ACONTECEU | BREGA É PATRIMÔNIO CULTURAL E IMATERIAL DO PARÁ
Brega no Pará é coisa séria. Tem Brega Pop, Brega Calypso, Brega
Marcante, Brega Saudade, Tecnobrega, Melody, Tecnomelody … Verdadeiro hino
(música oficial dos 400 anos de Belém), não há quem desconheça o clássico Ao
Por do Sol, eternizado na voz de Teddy Max. O “Anormal do Brega”, personagem do
cantor, compositor e advogado criminalista Rubens Mota, era tão famoso que ele
até quis entrar na política.
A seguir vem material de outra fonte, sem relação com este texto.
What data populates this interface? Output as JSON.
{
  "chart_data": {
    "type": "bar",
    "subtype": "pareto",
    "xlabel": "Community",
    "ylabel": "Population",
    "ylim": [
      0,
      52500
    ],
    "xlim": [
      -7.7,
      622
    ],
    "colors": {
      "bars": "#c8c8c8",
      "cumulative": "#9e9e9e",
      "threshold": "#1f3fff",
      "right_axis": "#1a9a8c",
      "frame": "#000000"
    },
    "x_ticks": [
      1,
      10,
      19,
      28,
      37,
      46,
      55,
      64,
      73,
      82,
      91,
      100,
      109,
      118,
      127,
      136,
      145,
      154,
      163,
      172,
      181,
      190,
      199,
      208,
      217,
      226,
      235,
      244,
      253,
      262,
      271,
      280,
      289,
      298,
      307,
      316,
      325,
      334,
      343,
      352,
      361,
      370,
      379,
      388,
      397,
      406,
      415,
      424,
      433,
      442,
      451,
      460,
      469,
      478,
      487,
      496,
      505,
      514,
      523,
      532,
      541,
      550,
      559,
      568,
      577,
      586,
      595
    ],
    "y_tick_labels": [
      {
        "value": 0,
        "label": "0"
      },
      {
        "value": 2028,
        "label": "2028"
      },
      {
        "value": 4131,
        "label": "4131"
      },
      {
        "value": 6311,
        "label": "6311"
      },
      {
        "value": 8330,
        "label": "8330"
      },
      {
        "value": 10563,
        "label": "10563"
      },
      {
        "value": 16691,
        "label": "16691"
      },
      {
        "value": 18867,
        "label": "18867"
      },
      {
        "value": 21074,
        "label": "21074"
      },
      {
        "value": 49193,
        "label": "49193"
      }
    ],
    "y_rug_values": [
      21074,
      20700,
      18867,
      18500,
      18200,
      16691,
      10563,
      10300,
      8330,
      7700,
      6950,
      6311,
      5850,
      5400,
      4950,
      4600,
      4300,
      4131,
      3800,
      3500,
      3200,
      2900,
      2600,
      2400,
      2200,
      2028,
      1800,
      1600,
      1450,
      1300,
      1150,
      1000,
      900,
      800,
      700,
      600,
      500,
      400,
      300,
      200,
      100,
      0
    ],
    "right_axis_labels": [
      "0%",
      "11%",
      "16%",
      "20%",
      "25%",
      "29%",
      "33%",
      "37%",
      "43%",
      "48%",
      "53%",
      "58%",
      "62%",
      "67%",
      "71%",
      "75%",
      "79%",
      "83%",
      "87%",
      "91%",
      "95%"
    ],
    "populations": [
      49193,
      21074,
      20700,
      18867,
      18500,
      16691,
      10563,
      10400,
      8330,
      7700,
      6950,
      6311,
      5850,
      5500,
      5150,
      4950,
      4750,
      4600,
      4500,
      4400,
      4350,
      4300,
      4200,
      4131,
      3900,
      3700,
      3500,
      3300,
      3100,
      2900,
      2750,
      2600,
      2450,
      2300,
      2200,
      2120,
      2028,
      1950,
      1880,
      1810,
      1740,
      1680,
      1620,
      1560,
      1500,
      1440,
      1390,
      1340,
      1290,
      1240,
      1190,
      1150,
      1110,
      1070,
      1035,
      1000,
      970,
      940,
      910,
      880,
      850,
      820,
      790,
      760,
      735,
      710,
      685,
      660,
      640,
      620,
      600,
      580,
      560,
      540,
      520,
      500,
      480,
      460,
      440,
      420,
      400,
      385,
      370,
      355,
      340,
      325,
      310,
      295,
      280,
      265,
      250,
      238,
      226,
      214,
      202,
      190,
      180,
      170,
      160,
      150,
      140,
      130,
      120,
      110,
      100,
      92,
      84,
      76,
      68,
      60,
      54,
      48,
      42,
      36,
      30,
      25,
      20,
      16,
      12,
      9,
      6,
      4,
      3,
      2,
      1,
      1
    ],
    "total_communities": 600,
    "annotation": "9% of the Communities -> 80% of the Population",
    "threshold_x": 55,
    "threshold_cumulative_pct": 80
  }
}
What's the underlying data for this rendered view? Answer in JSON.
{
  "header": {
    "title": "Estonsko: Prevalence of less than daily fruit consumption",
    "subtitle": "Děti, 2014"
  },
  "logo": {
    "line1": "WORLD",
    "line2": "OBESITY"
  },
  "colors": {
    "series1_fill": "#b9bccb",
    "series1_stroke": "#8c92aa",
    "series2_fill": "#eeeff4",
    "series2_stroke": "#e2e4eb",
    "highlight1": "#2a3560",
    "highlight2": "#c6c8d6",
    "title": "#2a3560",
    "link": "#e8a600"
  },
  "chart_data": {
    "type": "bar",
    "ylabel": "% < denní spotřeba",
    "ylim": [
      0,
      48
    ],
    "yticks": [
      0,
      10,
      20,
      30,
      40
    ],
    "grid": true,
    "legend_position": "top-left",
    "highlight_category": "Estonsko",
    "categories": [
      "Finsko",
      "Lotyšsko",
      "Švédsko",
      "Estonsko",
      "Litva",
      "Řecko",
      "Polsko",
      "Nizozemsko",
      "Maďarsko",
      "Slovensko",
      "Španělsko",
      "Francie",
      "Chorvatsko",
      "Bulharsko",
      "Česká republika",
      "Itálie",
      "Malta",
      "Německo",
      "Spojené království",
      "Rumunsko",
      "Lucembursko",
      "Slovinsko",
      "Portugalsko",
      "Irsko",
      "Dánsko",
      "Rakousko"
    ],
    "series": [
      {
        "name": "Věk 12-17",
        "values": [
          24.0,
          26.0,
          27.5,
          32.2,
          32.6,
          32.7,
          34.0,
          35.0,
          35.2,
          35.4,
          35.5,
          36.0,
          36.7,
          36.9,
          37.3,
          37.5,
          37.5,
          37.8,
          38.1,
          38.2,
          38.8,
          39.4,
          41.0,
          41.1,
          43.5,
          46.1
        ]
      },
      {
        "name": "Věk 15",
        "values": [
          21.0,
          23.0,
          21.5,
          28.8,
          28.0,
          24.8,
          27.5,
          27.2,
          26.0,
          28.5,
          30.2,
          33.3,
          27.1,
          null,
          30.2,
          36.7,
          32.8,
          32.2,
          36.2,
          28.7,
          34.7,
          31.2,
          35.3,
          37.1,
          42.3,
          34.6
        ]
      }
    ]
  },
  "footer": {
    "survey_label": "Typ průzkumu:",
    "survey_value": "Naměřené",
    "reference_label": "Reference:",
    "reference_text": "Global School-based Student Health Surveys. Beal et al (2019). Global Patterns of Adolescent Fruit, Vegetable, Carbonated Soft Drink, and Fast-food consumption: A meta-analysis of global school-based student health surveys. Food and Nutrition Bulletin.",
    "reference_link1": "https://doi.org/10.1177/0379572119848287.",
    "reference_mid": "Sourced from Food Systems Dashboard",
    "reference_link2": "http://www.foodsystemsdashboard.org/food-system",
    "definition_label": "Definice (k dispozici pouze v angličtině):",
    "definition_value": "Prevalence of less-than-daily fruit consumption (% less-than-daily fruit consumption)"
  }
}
E quem nunca arriscou uns passos ou ao menos
cantarolou uma sofrência atire a primeira pedra.
Ontem à noite a cerimônia em que o governador Helder Barbalho sancionou
a lei que declara o ritmo brega Patrimônio Cultural e Imaterial do Estado do
Pará foi literalmente uma festa. O Teatro Gasômetro, do Parque da Residência,
estava lotado de bandas, compositores, cantores e dançarinos, além da turma das
aparelhagens com seus DJs e demais profissionais da indústria do
entretenimento. A deputada Ana Cunha, autora do projeto de lei; o deputado
Francisco Melo (Chicão), presidente da Assembleia Legislativa; a deputada Marinor
Brito, presidente da Comissão de Cultura da Alepa; e Michel Pinho, secretário
Municipal de Cultura de Belém, prestigiaram o evento, além de outras
autoridades.
“Esse ritmo se confunde com a história do nosso Estado, com cada um de
nós. Certamente não tem um paraense, por mais travado que seja, que já não
tenha pelo menos tentado um passo de brega. Se não, não é paraense ou não mora
aqui. O brega está para nossa música como o açaí está para nossa gastronomia,
como Nossa Senhora de Nazaré está para os católicos e nossa fé. Isso é
fantástico, porque demonstra a grandeza do nosso Pará. Um Estado que,
efetivamente, podemos dizer que tem cultura da música, da dança, da
gastronomia, da sua história, e assim por diante. Quero dizer que estou muito
feliz, particularmente. Vocês, artistas do brega, fazem parte da minha
história”, declarou o governador Helder Barbalho, que passou da palavra ao ato,
tomando nos braços a primeira-dama Daniela Barbalho para dançar ao som da banda
Sayonara e o vocalista Jorginho. O casal fez bonito e inspirou até a deputada
Marinor, que mesmo com sua dor crônica nos joelhos rodopiou por lá.
O nome “Brega Pop” foi uma criação dos radialistas Jorge Reis, Rosenildo
Franco e Marquinho Pinheiro, que notaram a diferença do brega surgido no Pará
na década de 1980, cujo sucesso aumentou ainda mais nos anos 1990, com artistas
como Tonny Brasil, Kim Marques, Adilson Ribeiro, Nilk Oliveira, Mário Senna,
Alberto Moreno, Edílson Moreno, Wanderley Andrade, Nelsinho Rodrigues, e
rapidamente se espalhou por outras regiões do Brasil. Nos anos 2000, com a
banda Calypso e o novos artistas como Daniel Galeno (filho de Bartô Galeno),
Roberto Bessa, Dandão Viola e outros mais, o brega se consolidou em várias
vertentes.
O show de Alan Rodrigo, Sonel Farias, Nilk Oliveira, Carlos da Luz,
Waldo César, Lima Neto, Alberto Moreno, Tarcísio França, Rony Nascimento,
Gerson Thirrê e dos artistas do projeto “Os reis do brega”, com participação
especial da cantora Rose Marie, com homenagens aos artistas já falecidos Frankito
Lopes, Rubens Mota, Teddy Max e Maestro Didi, emocionou a todos. A reabertura
do teatro com um espetáculo popular, depois do longo confinamento imposto pela
pandemia e seus dramáticos efeitos na economia e na saúde (inclusive mental) de
todos os fazedores de cultura é um momento muito importante, inclusive para a
geração de emprego e renda de uma enorme cadeia produtiva que envolve
empreendimentos de lazer, casas noturnas, estúdios, produtoras de CDs,
profissionais de gravação e marketing, rádios AM e FM, aparelhagens, programas
de televisão, lojas e camelôs.
“O brega é uma fênix. Ele surpreende a gente. Eu me sinto lisonjeada de
fazer parte desse momento histórico”, disse a cantora Rosemarie, ex-integrante
da banda Warilou, a mais longeva do gênero, que começou em 1989.